Он не хотел быть знаменем и пророком в своем Отечестве — и, соответственно, жупелом. Это навязанная роль. Как дурацкие экскурсии в переделкинском музее. В польских магазинах полно дисков с песнями О., Манана Менабде вот недавно записала альбом, — а тут в мягком варианте — пожимающая плечами ЛШ: пусто место сие, а то и пуще — разговор о чекистах, мужающих под эту романтику. По-моему, человеку (пусть умному и талантливому), которому «на той единственной, гражданской» кажется (как и гайдаровские повести) пригодной для взращивания гитлерюгенда, не объяснишь ничего.
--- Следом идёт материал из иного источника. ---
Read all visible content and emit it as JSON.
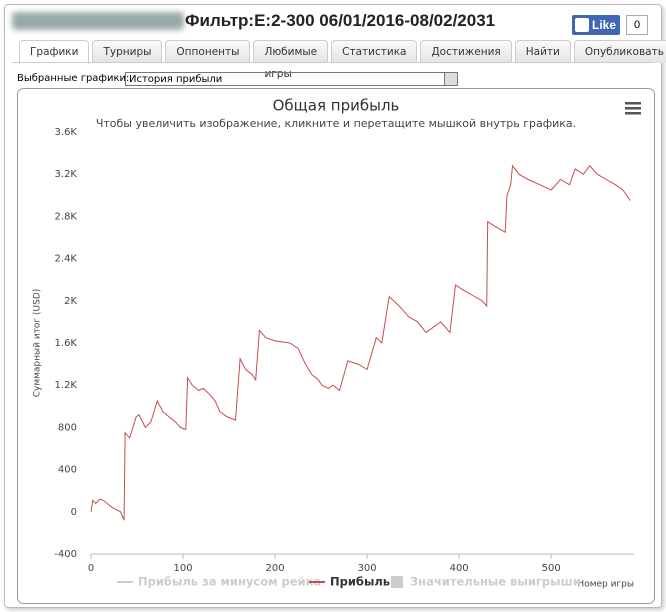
{
  "header": {
    "title": "Фильтр:E:2-300 06/01/2016-08/02/2031",
    "like": "Like",
    "like_count": 0
  },
  "tabs": [
    "Графики",
    "Турниры",
    "Оппоненты",
    "Любимые игры",
    "Статистика",
    "Достижения",
    "Найти",
    "Опубликовать"
  ],
  "active_tab": 0,
  "selector": {
    "label": "Выбранные графики:",
    "value": "История прибыли"
  },
  "chart_data": {
    "type": "line",
    "title": "Общая прибыль",
    "subtitle": "Чтобы увеличить изображение, кликните и перетащите мышкой внутрь графика.",
    "y_label": "Суммарный итог (USD)",
    "x_label": "Номер игры",
    "x": [
      0,
      2,
      5,
      10,
      15,
      20,
      25,
      32,
      36,
      37,
      42,
      49,
      52,
      59,
      65,
      72,
      78,
      85,
      92,
      97,
      103,
      105,
      110,
      117,
      122,
      128,
      135,
      140,
      148,
      157,
      162,
      168,
      175,
      179,
      183,
      190,
      200,
      216,
      225,
      233,
      240,
      247,
      251,
      258,
      263,
      270,
      279,
      290,
      300,
      310,
      316,
      324,
      335,
      345,
      355,
      364,
      372,
      380,
      390,
      396,
      405,
      415,
      425,
      430,
      431,
      440,
      450,
      452,
      456,
      458,
      465,
      475,
      488,
      500,
      510,
      520,
      526,
      535,
      542,
      550,
      560,
      570,
      578,
      586
    ],
    "series": [
      {
        "name": "Прибыль",
        "color": "#c0504d",
        "values": [
          0,
          110,
          80,
          120,
          100,
          60,
          30,
          0,
          -80,
          750,
          700,
          900,
          920,
          800,
          850,
          1050,
          950,
          900,
          850,
          800,
          780,
          1270,
          1200,
          1150,
          1170,
          1120,
          1050,
          950,
          900,
          870,
          1450,
          1350,
          1300,
          1250,
          1720,
          1650,
          1620,
          1600,
          1550,
          1400,
          1300,
          1250,
          1200,
          1170,
          1200,
          1150,
          1430,
          1400,
          1350,
          1650,
          1600,
          2040,
          1950,
          1850,
          1800,
          1700,
          1750,
          1800,
          1700,
          2150,
          2100,
          2050,
          2000,
          1950,
          2750,
          2700,
          2650,
          3000,
          3100,
          3280,
          3200,
          3150,
          3100,
          3050,
          3150,
          3100,
          3250,
          3200,
          3280,
          3200,
          3150,
          3100,
          3050,
          2950
        ]
      }
    ],
    "legend_inactive": [
      {
        "name": "Прибыль за минусом рейка",
        "symbol": "line"
      },
      {
        "name": "Значительные выигрыши",
        "symbol": "square"
      }
    ],
    "xlim": [
      0,
      590
    ],
    "xticks": [
      0,
      100,
      200,
      300,
      400,
      500
    ],
    "ylim": [
      -400,
      3600
    ],
    "yticks": [
      -400,
      0,
      400,
      800,
      {
        "value": 1200,
        "label": "1.2K"
      },
      {
        "value": 1600,
        "label": "1.6K"
      },
      {
        "value": 2000,
        "label": "2K"
      },
      {
        "value": 2400,
        "label": "2.4K"
      },
      {
        "value": 2800,
        "label": "2.8K"
      },
      {
        "value": 3200,
        "label": "3.2K"
      },
      {
        "value": 3600,
        "label": "3.6K"
      }
    ],
    "grid": false
  }
}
Это отсутствие какого-то другого слуха, при всех благородных исходных интенциях.
no subject
Date: 2008-01-06 02:09 am (UTC)Мрачность прежде всего из-за разделяемого даже защитниками тезиса: Окуджава — средний (маленький, небольшой, никакой) поэт. Я, как и ты, в свой вкус и слух верю. Я не сентиментальна и не экзальтированна и не ездила на слеты КСП. Мне нравится интонация Высоцкого и многие строфы Галича, и все же они, по мне, не поэты. Я легко совершу предательство по отношению к Щербакову, которого с удовольствием слушаю (и даже читаю), и кивну, когда Бегемот говорит, что он, в отличие от О., не поэт. Но вот Окуджава — поэт. Чистый, беспримесный. Я это знаю непреложно вот уже сорок три года, с декабрьского номера «Юности» за 64-й год, в котором были «В городском саду», «То падая, то снова нарастая», «Вийон» и еще с десяток стихотворений; я не слышала ни одной его песни еще года три-четыре. Могу со строками и строфами в руках доказывать (бессмысленное занятие:), что О. — это никак не «Солнышко лесное». И музыка (по поводу которой тебе совершенно справедливо возражали) хоть и важна и неотъемлема, но не отменяет изначального вещества поэзии. Ну не отказывают же французы Брелю и Брассансу в звании поэта. И любовь к О. (как и к Левитанскому или Самойлову) не нуждается в извинительно-социологических оговорках и комментариях.
«Не в состоянии преодолеть барьер времени» — ну почему?! Вокруг меня сейчас больше двадцатилетних, чем ровесников, — так сложилось, и для некоторых из них окуджавские песни вполне органичны, они — воздух. В конце концов, вы тоже родились после Мандельштама, но вряд ли вам кто-то пенял из старших товарищей: мол, вам, не жившим, не понять...
Вообще, с временными метами непросто («Национальность — странная забота...»); я в 60-е вся вышла из Блока, сейчас практически не читаю его, но уж точно не стыжусь, Гумилев по сравнению с Блоком мне кажется вовсе игрушечным, но если это для кого-нибудь живое и нужное — Бога ради... Да и я не живу в 60-х, читаю и люблю сегодняшних — совсем других поэтов.
Он не хотел быть знаменем и пророком в своем Отечестве — и, соответственно, жупелом. Это навязанная роль. Как дурацкие экскурсии в переделкинском музее. В польских магазинах полно дисков с песнями О., Манана Менабде вот недавно записала альбом, — а тут в мягком варианте — пожимающая плечами ЛШ: пусто место сие, а то и пуще — разговор о чекистах, мужающих под эту романтику. По-моему, человеку (пусть умному и талантливому), которому «на той единственной, гражданской» кажется (как и гайдаровские повести) пригодной для взращивания гитлерюгенда, не объяснишь ничего. Это отсутствие какого-то другого слуха, при всех благородных исходных интенциях.